In general, recent studies have shown that the entire East African region has been experiencing rise in temperatures, unpredictable rainfall patterns, and an increasing number of extreme weather events such as floods and prolonged droughts in the past decades.

Experts have already pointed out that such changes in climatic conditions is already having far-reaching consequences not only for the agricultural sector, but also for the management of natural resources as well as the food security situation for the growing urban and rural population.

“Adoption of climate smart and ecologically sustainable production methods is now the only key to improving productivity of the existing food crop production and supply systems,” said Muhwanga.

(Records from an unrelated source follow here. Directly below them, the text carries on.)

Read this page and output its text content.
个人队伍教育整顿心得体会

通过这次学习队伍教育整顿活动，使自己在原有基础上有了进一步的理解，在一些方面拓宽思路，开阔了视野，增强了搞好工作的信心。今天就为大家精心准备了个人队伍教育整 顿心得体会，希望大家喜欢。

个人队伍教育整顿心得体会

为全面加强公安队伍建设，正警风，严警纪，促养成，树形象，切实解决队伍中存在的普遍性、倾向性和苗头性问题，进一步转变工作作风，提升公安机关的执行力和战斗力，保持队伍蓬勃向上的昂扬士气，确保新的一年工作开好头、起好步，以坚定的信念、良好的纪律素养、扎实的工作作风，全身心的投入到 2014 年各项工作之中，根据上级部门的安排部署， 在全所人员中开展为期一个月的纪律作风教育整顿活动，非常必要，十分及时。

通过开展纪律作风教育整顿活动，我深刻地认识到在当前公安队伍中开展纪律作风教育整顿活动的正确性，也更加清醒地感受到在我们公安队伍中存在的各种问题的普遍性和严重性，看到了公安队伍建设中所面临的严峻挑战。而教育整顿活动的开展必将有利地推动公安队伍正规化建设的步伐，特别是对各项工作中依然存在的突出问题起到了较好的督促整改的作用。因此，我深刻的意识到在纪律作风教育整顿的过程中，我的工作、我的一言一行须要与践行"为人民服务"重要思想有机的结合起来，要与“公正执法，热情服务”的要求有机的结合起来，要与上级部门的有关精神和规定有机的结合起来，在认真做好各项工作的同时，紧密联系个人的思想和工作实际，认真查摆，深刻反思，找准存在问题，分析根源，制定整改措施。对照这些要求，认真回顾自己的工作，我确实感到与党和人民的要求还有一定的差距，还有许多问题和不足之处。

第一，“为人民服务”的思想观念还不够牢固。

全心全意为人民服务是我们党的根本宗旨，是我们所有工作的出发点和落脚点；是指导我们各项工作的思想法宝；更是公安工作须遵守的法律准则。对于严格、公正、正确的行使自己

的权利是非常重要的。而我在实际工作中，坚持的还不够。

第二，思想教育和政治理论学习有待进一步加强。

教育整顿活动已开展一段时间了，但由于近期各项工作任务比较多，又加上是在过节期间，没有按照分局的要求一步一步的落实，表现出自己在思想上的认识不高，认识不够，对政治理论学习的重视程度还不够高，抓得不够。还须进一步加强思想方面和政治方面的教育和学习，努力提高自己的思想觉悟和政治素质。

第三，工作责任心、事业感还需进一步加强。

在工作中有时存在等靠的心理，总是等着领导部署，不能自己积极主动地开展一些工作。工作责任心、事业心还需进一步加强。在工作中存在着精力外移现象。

The team is therefore working with research scientists for climate projections, so that actors can know what to expect in the near future as they plan for their business ideas.

According to Dr John Recha, a research scientist from Climate Change, Agriculture and Food Security (CCAFS), emission of greenhouse gases into the atmosphere has been on the increase since the industrial times, and this is what has led to global warming and climate change.

“Increased temperatures lead to changing rainfall patterns, and extreme events like prolonged droughts, and flooding,” said the researcher during a climate risk assessment workshop for potato growing counties held in Nakuru.

By the end of five years, the CSA –EA programme target is to have increase productive capacity and income for 300,000 farmers despite the changing climatic conditions, improved business performance for 50 small and medium entrepreneurs and 30 Cooperatives, and should have enhanced climate resilient sustainable food production practices on 600,000 hectares in the region.

The programme is therefore expected to conduct climate risk analysis of major food value chains and identification of business opportunities in climate smart agriculture, and it will help in business case development and matching grant funding to private sector, small and medium enterprises, and farmer Cooperatives.

It is also keen on investment leveraging through facilitating access to finance, influencing of policy and operationalisation of climate plans at both local and national government levels, and knowledge sharing among countries and networks.